Adrian Shanker ’09. Photo by Libby Reyff

Adrian Shanker ’09, who founded Allentown’s Bradbury-Sullivan LGBT Community Center, is serving as senior advisor on LGBTQI+ health equity in the Office of the Assistant Secretary for Health within the U.S. Department of Health and Human Services. Today is his first day in the position.
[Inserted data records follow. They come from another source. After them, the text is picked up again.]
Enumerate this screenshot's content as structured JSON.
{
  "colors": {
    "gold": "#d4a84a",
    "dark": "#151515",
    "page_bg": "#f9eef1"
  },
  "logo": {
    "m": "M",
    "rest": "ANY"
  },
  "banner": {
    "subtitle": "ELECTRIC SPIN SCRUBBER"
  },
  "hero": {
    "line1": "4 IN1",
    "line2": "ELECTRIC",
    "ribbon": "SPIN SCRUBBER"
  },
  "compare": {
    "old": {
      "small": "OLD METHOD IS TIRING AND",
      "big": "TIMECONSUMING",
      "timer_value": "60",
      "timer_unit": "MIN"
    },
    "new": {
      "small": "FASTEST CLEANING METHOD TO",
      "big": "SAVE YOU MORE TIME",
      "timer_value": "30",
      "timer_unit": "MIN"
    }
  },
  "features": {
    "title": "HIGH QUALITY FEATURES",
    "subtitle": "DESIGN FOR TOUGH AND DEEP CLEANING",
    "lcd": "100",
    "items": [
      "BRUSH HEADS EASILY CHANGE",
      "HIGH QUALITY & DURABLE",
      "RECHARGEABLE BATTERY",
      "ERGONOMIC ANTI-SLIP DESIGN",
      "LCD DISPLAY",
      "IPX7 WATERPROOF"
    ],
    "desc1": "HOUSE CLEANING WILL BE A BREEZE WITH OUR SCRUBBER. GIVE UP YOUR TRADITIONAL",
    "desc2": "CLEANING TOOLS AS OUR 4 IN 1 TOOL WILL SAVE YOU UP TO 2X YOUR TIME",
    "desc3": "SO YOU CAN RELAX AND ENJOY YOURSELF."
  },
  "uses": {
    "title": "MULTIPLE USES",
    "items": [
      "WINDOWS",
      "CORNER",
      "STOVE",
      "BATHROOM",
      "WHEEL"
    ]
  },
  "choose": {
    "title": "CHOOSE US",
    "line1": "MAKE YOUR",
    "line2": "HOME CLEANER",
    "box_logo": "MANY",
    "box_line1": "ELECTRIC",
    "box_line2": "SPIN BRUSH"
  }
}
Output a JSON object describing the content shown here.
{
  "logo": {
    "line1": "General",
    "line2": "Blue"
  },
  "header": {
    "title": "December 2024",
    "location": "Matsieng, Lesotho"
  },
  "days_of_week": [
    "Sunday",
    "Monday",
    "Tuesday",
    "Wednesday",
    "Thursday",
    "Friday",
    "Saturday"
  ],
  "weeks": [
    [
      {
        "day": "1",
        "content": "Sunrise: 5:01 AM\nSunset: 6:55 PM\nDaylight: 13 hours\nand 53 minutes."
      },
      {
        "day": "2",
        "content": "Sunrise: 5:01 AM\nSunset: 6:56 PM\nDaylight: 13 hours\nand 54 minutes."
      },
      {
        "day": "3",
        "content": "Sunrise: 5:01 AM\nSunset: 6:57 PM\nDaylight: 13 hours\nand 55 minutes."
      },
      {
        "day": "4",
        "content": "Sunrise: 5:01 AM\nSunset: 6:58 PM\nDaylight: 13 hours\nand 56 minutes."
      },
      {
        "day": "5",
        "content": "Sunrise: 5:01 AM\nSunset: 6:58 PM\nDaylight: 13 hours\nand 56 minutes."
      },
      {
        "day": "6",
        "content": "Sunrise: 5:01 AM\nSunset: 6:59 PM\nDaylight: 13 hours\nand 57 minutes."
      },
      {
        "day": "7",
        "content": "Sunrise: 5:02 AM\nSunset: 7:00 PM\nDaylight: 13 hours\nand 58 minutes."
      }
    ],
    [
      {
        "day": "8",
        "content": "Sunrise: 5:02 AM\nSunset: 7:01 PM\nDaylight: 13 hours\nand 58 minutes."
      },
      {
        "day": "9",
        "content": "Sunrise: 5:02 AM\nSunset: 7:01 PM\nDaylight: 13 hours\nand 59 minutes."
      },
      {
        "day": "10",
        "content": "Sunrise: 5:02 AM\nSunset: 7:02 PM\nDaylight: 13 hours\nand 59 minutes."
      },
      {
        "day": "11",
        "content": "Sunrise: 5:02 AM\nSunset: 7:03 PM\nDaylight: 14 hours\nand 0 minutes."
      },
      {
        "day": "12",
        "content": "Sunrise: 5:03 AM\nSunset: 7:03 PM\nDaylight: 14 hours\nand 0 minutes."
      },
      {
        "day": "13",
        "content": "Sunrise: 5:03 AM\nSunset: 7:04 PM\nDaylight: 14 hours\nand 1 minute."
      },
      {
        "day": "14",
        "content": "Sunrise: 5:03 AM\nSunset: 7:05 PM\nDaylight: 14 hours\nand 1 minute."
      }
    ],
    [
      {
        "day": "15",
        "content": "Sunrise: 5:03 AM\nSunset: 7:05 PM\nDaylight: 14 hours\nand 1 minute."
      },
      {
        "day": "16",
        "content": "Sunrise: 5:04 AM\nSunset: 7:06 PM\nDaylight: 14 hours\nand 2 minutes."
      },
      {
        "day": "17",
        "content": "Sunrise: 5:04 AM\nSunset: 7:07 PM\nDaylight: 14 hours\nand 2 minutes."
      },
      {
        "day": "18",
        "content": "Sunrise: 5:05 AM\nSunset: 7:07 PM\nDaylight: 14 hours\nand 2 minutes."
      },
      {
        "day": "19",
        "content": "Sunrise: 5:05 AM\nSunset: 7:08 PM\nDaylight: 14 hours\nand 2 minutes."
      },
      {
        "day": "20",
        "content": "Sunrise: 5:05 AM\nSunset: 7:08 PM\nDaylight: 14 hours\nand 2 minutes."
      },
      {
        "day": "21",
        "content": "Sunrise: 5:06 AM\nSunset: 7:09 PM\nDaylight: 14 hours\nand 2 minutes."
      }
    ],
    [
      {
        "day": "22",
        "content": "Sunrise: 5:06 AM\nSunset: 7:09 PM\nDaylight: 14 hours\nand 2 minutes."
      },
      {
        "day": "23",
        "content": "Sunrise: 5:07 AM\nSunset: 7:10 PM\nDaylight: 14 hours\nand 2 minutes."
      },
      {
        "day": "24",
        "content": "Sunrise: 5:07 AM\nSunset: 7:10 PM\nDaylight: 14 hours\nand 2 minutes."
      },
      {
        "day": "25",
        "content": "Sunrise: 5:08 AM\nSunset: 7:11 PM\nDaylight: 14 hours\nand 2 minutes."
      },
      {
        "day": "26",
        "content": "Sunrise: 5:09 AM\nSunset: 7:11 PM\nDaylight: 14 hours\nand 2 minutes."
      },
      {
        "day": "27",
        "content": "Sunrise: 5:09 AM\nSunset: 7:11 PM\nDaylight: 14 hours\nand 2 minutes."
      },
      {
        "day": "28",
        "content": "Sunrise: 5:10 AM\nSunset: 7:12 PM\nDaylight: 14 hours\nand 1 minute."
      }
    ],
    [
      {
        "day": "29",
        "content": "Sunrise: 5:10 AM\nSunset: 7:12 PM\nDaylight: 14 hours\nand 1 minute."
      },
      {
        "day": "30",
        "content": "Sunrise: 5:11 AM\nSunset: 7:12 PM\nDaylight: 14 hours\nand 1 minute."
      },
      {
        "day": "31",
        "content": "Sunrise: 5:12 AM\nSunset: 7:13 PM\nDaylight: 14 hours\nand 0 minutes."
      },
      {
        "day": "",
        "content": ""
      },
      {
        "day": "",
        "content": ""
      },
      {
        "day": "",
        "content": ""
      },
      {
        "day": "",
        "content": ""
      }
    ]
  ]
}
Previously, he was executive director of the Spahr Center in Marin County, just north of San Francisco, a role he began in April of this year.

“I am deeply humbled by the invitation to join the Biden-Harris administration in this role and I look forward to supporting the administration’s efforts to advance health equity for the LGBTQI+ community,” Shanker said in a press release at the time of the appointment.

Last year, Shanker, who was a political science and religion studies double major at Muhlenberg, joined the Presidential Advisory Council on HIV/AIDS, which “provides advice, information and recommendations to the Secretary of Health & Human Services regarding programs, policies and research to promote effective treatment, prevention and cure of HIV disease and AIDS,” according to its website.

During his time at the Spahr Center, Shanker expanded programming for LGBTQI+ families, launched its Training Institute, oversaw a rebranding of its website and logo and advocated for monkeypox vaccine access.

Prior to his move to California, Shanker served as commissioner on the Pennsylvania Human Relations Commission (the state’s civil rights enforcement agency) and as commissioner and health committee co-chair of the Pennsylvania Commission on LGBTQ Affairs, which advises Governor Tom Wolf’s administration. He edited 2020’s Bodies and Barriers: Queer Activists on Health as well as Crisis and Care: Queer Activist Responses to a Global Pandemic, which was released in June.